The observed differences in both groups are considered due to the prolonged survival/engraftment/paracrine of Sk-34 cells and their differentiation into all the nerve support cells. However, it is also certain that the complete elimination of the human Sk-DN cells occurred during 4-weeks after transplantation, but significantly higher morphological and functional recoveries than the control was achieved. Therefore, this is reasonable to consider that this result may be due to the paracrine effects of human Sk-DN cells during 4-weeks after transplantation. Putative paracrine capacities of human Sk-34 and Sk-DN cells, which was supposed by expressions of mRNAs were shown in Figure 3. Both cells consistently expressed 8 analyzed nerves and 5 analyzed vascular growth factors just before the transplantation, and a comparable paracrine effect can be expected. In fact, these expressions of mRNAs have wholly kept in the Sk-34 cells even at 4-weeks after transplantation; this was confirmed by the analysis for the engrafted Sk-34 cells, which was re-isolated enzymatically, and sorted using human-specific antibody (data not shown). In the comparison of the above mouse and human cell studies, both the mouse BMSCs and the human Sk-DN cells were eliminated in the peripheral nerve niche, but the former showed no effects for nerve regeneration, and the latter showed a significant contribution for the recovery. What makes a difference between them; that is the term of elimination, thus how long stay in the damaged tissue is considered to be the limiting factor of the paracrine effects following stem cell transplantation, because the expressions of nerve-vascular growth factor mRNAs were similar in both the mouse BMSCs [2] and present human Sk-DN cells (Figure 3) at just before the transplantation. In these view points, it is likely that one week of the cell retaining-period is insufficient, but 4-weeks retaining, with continuous expressions of growth factors after the onset of the damage, may have a beneficial effect on the nerve regeneration. However, we still not perform a more quantitative analysis (such as real-time RT-PCR) for the expressions of nerve-vascular growth factors in Sk-34 and Sk-DN cells. Therefore, further experiments, to clarify which factors may play a more prominent paracrine role during regeneration process, should be necessary.

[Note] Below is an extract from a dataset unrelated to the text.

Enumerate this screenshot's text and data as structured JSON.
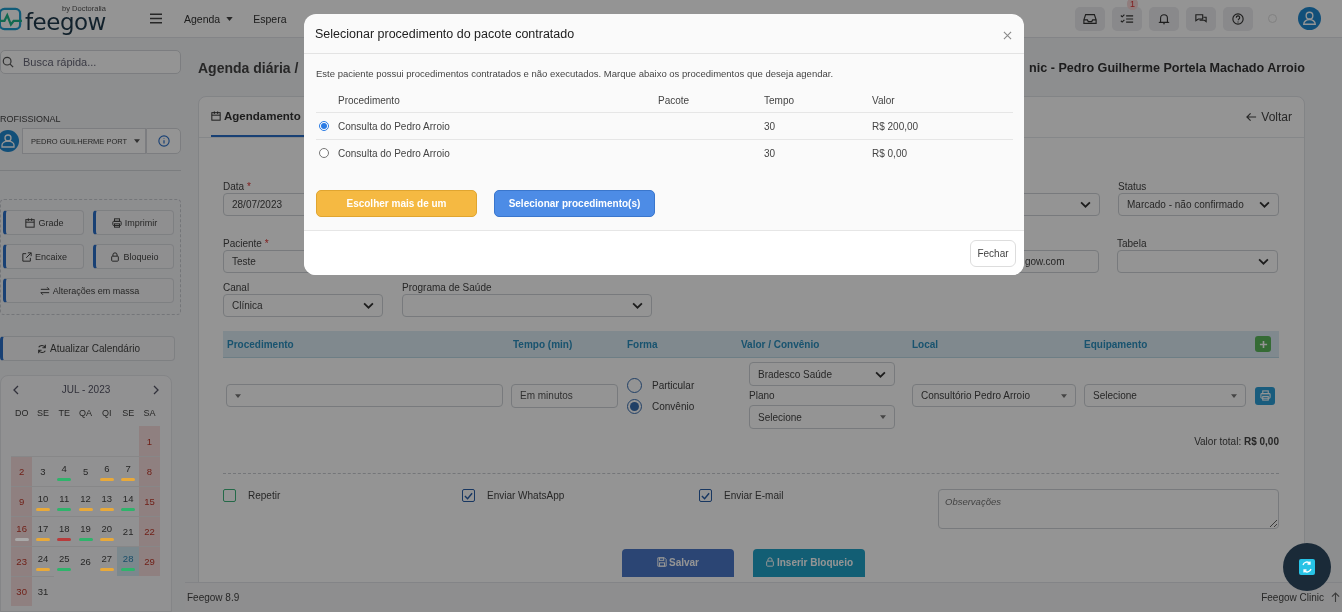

From the other point of view, it was also suggested that the paracrine substances of skeletal-myogenic cells exert facilitative effects for the peripheral nerve regeneration process. This concept further suggests that the skeletal muscle fiber and peripheral nerve regeneration process may share the large number of essential factors, and they co-working together. This notion also supports the previous results of Sk-SCs transplantation that asynchronized reconstitution of muscle-nerve-blood vessels were induced in the severe muscle injury with a sizable defect [5,6].

Finally, the cytokine supply associate with the stem cell transplantation was proposed in this commentary. However, administration therapy of recombinant cytokines, which will be selected appropriately in the near future, should be also considered. In particular, the nerve injury categorized in the Seddons’s axonotmesis and/or the Sunderland’s fourth degree, because the continuity of the epineurium (the most outer layer) is maintained, but involves loss of axons, endoneurial tubes, perineurial fasciculi and vascular networks, thus, associated with a bad prognosis. In addition, a development of the nerve bridging materials, which enable a sustained-release of cytokines, such as the biodegradable tubes, is also much-needed.

CONCLUSION

Through these studies, it is supposed that the first 2-3 weeks from the onset of nerve damage may be a critical period to supply nerve-vascular growth factors to obtain the better nerve regeneration. This notion is found to be useful for future cytokine therapy for the severe peripheral nerve injury.